This means your mylar is at the "front" ... but you're also listening to the ribbon without the possible diffraction produced by the horizontal bars at the front of the "ribbon cage".
My IIIa bass/mid panels are "flipped", so I too listen to the mylar directly but I haven't flipped by ribbon cages.
Can you tell me what difference you heard in the top end when you turned your Maggies around? Listening to the sound from the ribbons coming directly from the ribbon through the open slot (normally at the back) seems like it would be the way to go but I wonder whether it changes the tonal balance?
Regards,
Follow Ups:
Hey Andy,I just flipped them again to their "normal" position to refresh my memory, reversing polarity on the Xover inputs and sub, playing one song, then flipping back- same volume, tweets on outside, no other variables. There is flat out no contest between the two configurations, mylar/ ribbon in front wins hands down. Laid back sounding/ veiled with drivers in back, live and energetic sounding with them in front while being more natural at the same time.
Trying to narrow the actual ribbon high end output apart from the rest of the improvements... I would say that there is more sparkle and resolution, detail, it just sounds more "live" to me. The horizontal dispersion seems to be a bit better also. My roomate was in the room too, and he agreed. He also added that "they look cooler, and you can see the ribbons shimmer."
My IIIAs have had the factory rebuild, so they have the foam baffle strip around the perimeter of the ribbon. This is not the case on the backside, where the ribbon sits closer to plane. I have bypassed the mid fuses, which brought out the midrange a bit more, and the tweets being unshrouded kind of compensates for this, evening out the tonal balance.
for your detailed comparison.As I said, I've already got my bass/mid panel assembly flipped so the mylar is at the front (and I've removed the mid-panel fuse) but, when I replace my MDF frames with something else (a Peter Gunn hardwood frame, perhaps!! :-)) ) I think, as a result of your advice, I will arrange for the ribbon cage to be mounted from the front (not the back) ... which will mean the open side of the cage faces towards the listener, like yours!
Re. one further comment you made: "so they have the foam baffle strip around the perimeter of the ribbon"
... can you explain what you mean by this?
If you PM me your email address, I can send you a picture of the way my ribbon slot has a felt strip either side ... which was how they came from the factory, except I removed the felt, routed a curve to the sides of the ribbon slot and then glued the felt back on.
Regards,
Yes, the ribbons definitely sounded better to me this way- it just brought out more of the attributes that make them tops in the first place.
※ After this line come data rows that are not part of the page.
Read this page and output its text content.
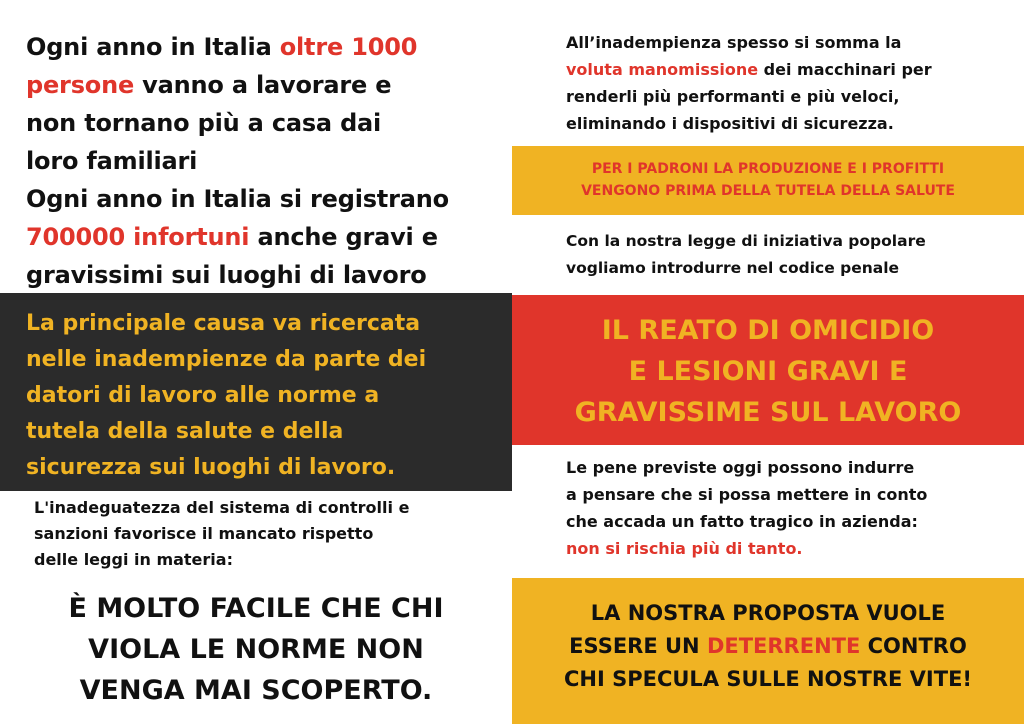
Ogni anno in Italia oltre 1000
persone vanno a lavorare e
non tornano più a casa dai
loro familiari
Ogni anno in Italia si registrano
700000 infortuni anche gravi e
gravissimi sui luoghi di lavoro
La principale causa va ricercata
nelle inadempienze da parte dei
datori di lavoro alle norme a
tutela della salute e della
sicurezza sui luoghi di lavoro.
L'inadeguatezza del sistema di controlli e
sanzioni favorisce il mancato rispetto
delle leggi in materia:
È MOLTO FACILE CHE CHI
VIOLA LE NORME NON
VENGA MAI SCOPERTO.
All’inadempienza spesso si somma la
voluta manomissione dei macchinari per
renderli più performanti e più veloci,
eliminando i dispositivi di sicurezza.
PER I PADRONI LA PRODUZIONE E I PROFITTI
VENGONO PRIMA DELLA TUTELA DELLA SALUTE
Con la nostra legge di iniziativa popolare
vogliamo introdurre nel codice penale
IL REATO DI OMICIDIO
E LESIONI GRAVI E
GRAVISSIME SUL LAVORO
Le pene previste oggi possono indurre
a pensare che si possa mettere in conto
che accada un fatto tragico in azienda:
non si rischia più di tanto.
LA NOSTRA PROPOSTA VUOLE
ESSERE UN DETERRENTE CONTRO
CHI SPECULA SULLE NOSTRE VITE!
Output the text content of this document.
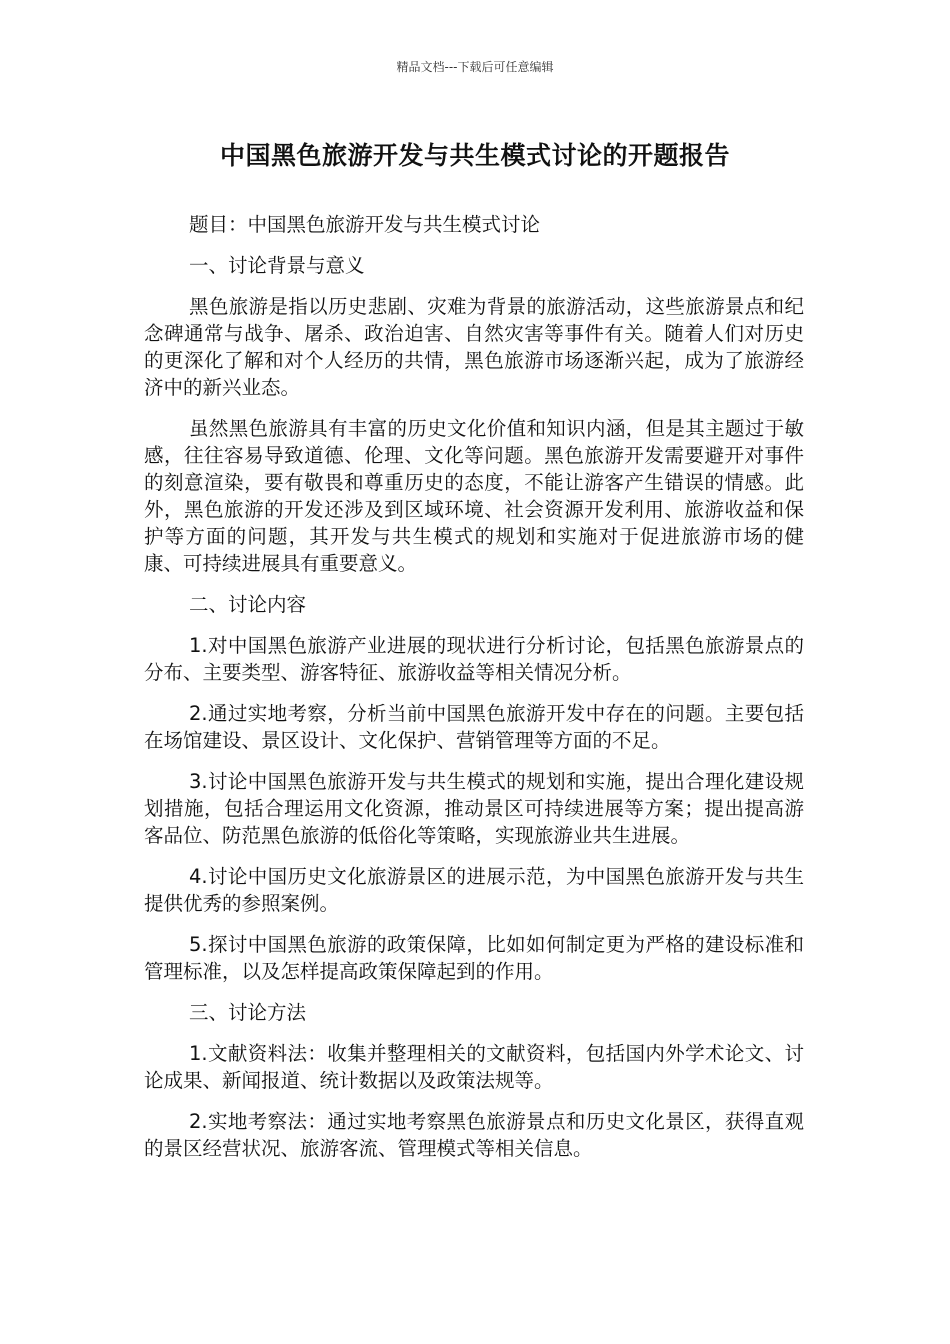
精品文档---下载后可任意编辑
中国黑色旅游开发与共生模式讨论的开题报告

题目：中国黑色旅游开发与共生模式讨论

一、讨论背景与意义

黑色旅游是指以历史悲剧、灾难为背景的旅游活动，这些旅游景点和纪念碑通常与战争、屠杀、政治迫害、自然灾害等事件有关。随着人们对历史的更深化了解和对个人经历的共情，黑色旅游市场逐渐兴起，成为了旅游经济中的新兴业态。

虽然黑色旅游具有丰富的历史文化价值和知识内涵，但是其主题过于敏感，往往容易导致道德、伦理、文化等问题。黑色旅游开发需要避开对事件的刻意渲染，要有敬畏和尊重历史的态度，不能让游客产生错误的情感。此外，黑色旅游的开发还涉及到区域环境、社会资源开发利用、旅游收益和保护等方面的问题，其开发与共生模式的规划和实施对于促进旅游市场的健康、可持续进展具有重要意义。

二、讨论内容

1.对中国黑色旅游产业进展的现状进行分析讨论，包括黑色旅游景点的分布、主要类型、游客特征、旅游收益等相关情况分析。

2.通过实地考察，分析当前中国黑色旅游开发中存在的问题。主要包括在场馆建设、景区设计、文化保护、营销管理等方面的不足。

3.讨论中国黑色旅游开发与共生模式的规划和实施，提出合理化建设规划措施，包括合理运用文化资源，推动景区可持续进展等方案；提出提高游客品位、防范黑色旅游的低俗化等策略，实现旅游业共生进展。

4.讨论中国历史文化旅游景区的进展示范，为中国黑色旅游开发与共生提供优秀的参照案例。

5.探讨中国黑色旅游的政策保障，比如如何制定更为严格的建设标准和管理标准，以及怎样提高政策保障起到的作用。

三、讨论方法

1.文献资料法：收集并整理相关的文献资料，包括国内外学术论文、讨论成果、新闻报道、统计数据以及政策法规等。

2.实地考察法：通过实地考察黑色旅游景点和历史文化景区，获得直观的景区经营状况、旅游客流、管理模式等相关信息。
The toughest part was secluding this from the whole picture- they just open up "backwards!" Who designed them like that anyway? Good thing they got it right with the progressive models. Now routering the channel out- that is a good idea! I would like to tackle mine soon and do your mods.There was a thread here awhile back about "factory rebuilds" of the IIIAs, asking if the foam pad was installed around the ribbon- so I just assumed they didn't come with this in the first place and it was an "improvement." I bought mine right after a rebuild, so I guess I don't know for sure. Yeah, I can PM you and we'll see if we're talking about the same thing here.